Брянский князь не мог простить дерзость Федора Смоленского. Последний проявил по отношению к нему не просто грубость: отказать в выдаче виновной в преступлении простолюдинки означало смертельно оскорбить соседа. Княжеский посланник вернулся из Смоленска ни с чем. – Этот князь Федор говорил, – сообщил расстроенный посланец князю Роману, – что он посадил ту озорницу Лесану в свой судный терем и решил судить ее сам!
На следующий год, весной, в Брянск прискакали верные люди купчихи Василисы.
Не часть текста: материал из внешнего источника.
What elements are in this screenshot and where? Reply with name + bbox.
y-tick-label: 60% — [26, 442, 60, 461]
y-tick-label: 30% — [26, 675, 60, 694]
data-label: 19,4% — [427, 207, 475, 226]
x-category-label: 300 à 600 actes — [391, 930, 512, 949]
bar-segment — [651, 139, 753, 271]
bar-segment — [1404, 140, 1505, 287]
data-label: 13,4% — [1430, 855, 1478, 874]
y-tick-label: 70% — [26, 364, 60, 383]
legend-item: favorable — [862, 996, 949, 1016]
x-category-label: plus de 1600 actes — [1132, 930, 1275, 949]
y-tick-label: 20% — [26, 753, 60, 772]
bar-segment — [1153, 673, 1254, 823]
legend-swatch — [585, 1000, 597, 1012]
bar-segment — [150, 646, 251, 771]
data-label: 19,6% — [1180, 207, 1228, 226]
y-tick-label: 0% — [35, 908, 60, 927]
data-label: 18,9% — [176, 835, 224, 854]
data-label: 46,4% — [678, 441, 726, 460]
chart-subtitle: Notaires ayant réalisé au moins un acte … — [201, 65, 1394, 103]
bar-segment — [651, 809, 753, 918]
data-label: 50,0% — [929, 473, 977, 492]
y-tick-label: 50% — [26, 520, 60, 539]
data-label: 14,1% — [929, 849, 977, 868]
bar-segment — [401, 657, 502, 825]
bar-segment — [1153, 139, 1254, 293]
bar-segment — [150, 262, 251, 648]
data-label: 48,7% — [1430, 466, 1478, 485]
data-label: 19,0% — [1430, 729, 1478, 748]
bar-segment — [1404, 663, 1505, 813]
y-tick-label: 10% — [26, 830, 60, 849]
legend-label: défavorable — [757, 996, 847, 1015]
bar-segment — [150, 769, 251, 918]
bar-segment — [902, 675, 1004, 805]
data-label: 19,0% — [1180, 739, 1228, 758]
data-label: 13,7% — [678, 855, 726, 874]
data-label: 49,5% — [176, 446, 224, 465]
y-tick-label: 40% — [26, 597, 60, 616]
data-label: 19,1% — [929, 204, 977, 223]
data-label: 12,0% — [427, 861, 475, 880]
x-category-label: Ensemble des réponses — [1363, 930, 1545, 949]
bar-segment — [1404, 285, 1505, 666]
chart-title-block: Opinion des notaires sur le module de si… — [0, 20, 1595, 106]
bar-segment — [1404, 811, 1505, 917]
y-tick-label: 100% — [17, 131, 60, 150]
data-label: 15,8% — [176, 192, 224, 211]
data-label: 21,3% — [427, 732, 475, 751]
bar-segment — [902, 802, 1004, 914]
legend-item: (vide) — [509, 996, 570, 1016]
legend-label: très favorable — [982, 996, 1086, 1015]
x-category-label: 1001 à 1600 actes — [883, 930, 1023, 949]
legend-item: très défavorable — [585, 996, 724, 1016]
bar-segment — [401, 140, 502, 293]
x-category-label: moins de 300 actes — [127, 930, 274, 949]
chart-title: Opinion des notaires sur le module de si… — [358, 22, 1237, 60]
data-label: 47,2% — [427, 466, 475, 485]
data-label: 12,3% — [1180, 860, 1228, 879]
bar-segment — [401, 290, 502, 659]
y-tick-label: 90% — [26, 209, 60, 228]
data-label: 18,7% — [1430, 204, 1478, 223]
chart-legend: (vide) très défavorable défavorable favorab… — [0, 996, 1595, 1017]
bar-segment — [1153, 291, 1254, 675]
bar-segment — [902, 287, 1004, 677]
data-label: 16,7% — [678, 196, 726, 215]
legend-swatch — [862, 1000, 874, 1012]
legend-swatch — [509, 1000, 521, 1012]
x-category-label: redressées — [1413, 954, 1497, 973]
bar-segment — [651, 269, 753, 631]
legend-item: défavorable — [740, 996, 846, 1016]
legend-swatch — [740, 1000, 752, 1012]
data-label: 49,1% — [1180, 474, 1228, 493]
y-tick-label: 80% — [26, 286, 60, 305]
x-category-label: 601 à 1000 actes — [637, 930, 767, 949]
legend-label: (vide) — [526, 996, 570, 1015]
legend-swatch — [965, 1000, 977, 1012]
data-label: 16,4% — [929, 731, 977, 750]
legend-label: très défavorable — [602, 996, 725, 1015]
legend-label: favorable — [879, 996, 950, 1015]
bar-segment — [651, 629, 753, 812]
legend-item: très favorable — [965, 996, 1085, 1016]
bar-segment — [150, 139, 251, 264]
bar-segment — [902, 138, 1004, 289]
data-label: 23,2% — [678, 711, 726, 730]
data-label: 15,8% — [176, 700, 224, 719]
Они рассказали князю Роману о смерти купца Ильи Всемиловича и аресте его сына Избора Ильича.
– Даже не дали спокойно, как надо по закону, похоронить батюшку, – сказал седовласый Провид, утирая слезы. – Только мы одни, купеческие слуги и наша славная матушка Василисушка, в скорби и слезах отнесли на церковный погост нашего батюшку, Илью Всемилича!
– Получается, что тот славный купец пострадал из-за моей просьбы! – вскричал князь Роман. – Если бы мой человек, посланный за той Лесаной, не пришел, этот купец был бы жив! Это для меня – смертельная обида! Я не прощу злодею Федору такого унижения!
– Не огорчайся, великий князь, – сказал тогда старый купеческий слуга. – Купца Илью уже давно невзлюбили в городе…А когда та Лесана вернулась в Смоленск, ее батюшка сделал все, чтобы поссорить славного Илью Всемилича не только с владыкой, но и с самим князем!
– О, злодейское семя! О, воры и подлые озорники! – возмущался князь Роман. – Вы получите за это жестокую и беспощадную месть! Но почему вы, так несправедливо пострадавшие, не прислали ко мне людей еще прошлой зимой? Тогда бы мы сразу же, без лютой жары и трудностей, пошли на Смоленск! И еще тогда покарали бы этого князя Федора за коварное злодейство!
– Да вот наша матушка Василисушка надеялась слезно упросить князя Федора, – ответил посланец купчихи. – Однако ни этот злобный князь, ни святой владыка не захотели отменить несправедливость! А наша матушка потратила на них уймищу серебра! Ее сын Избор Ильич так и сидит в княжеской темнице, жестоко страдая! Может ты, великий князь, пошлешь в Смоленск своего человека и замолвишь за него свое веское слово? Мы боимся, что люди этого жестокого князя Федора уморят нашего Избора Ильича!
– Я не только пошлю человека в этот бессовестный город, – громко сказал, кипя от гнева, князь Роман, – но туда пойдут все мои полки, готовые проявить суровость!